I'm not quite sure what impact energy means, but if the velocity is the same in both situations, then the collisions are identical. In other words, you hitting a brick wall at 60 mph is identical to a brick wall hitting you at 60 mph.

13. Oct 16, 2015

### A.T.

If the relative speeds before the impact are the same, the collisions are identical (ignoring gravity). But the OP equates the speed after the wall impact with the speed before the ground impact.

Exactly. And that peak force can determine whether a bone breaks etc. If you want to relate damage to energy, you have to look at the KE dissipated in the collision. Instead of comparing KEafter in one case with KEbefore in the other case, you would find the difference KEbefore - KEafter in both cases, and compare those differences.

Last edited: Oct 16, 2015
14. Oct 16, 2015

### Staff: Mentor

Oh. Well in that case ignore everything I said.

15. Oct 16, 2015

### thepatient

I guess I should have been more precise when I said "impact energy." What I meant was, if we consider scenario A being the collision and B the fall scenario, the kinetic energy gained by the object after the collision in A equaling the kinetic energy lost by the falling object in scenario B.

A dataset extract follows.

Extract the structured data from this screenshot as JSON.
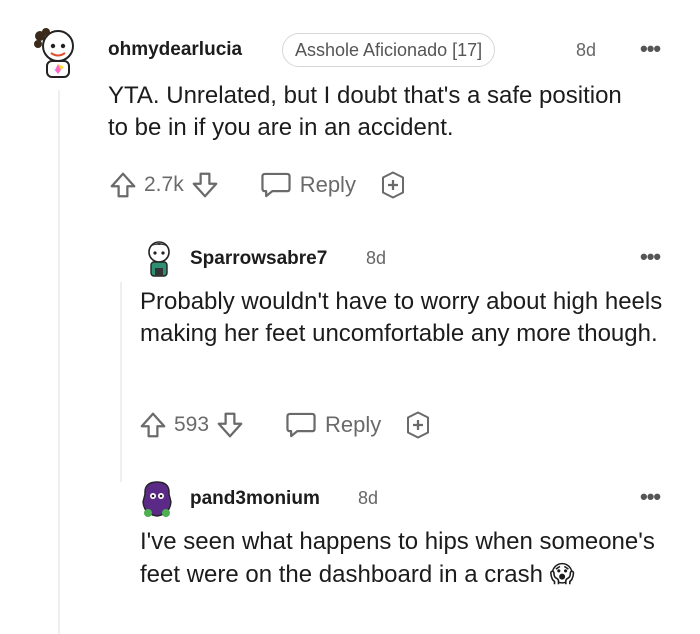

But like I mentioned earlier, the material matters in the second case, because the compression distance would be much smaller in B than the push distance in A. Meaning that the force acting on the falling object would be much larger on average. So the material would have to be changed to something that, with the same kinetic energy before the falling impact, will provide the same average force to slow down the falling object (with contact surface area remaining the same as in scenario A.) If I'm not mistaking.

16. Oct 17, 2015

### A.T.

Why would this comparison be relevant for damage? It says nothing about the energy dissipated doing damage in either collision.

17. Oct 17, 2015

### thepatient

I mentioned earlier that for scenario B, the reaction force on the falling object can be related by equation U = P2L/(2AE). Where U is the maximum compression energy of the stationary object on the ground (which equates to kinetic energy of the falling object before the collision), P is the maximum reaction force. L is the length of the material, A the cross sectional area, and E is young's modulus. This assumes a uniform cross-sectional area. Also that E remains constant, within the elastic portion of the stress/strain curve.

Now for A, I think you brought something interesting up. You're right, the energy gained for a collision of a big object on a stationary small object isn't the same as the deformation energy. The deformation energy is more closely related to the difference in initial energy of the system, and final energy of the system. (Since energy isn't conserved in collisions that are not perfectly elastic.)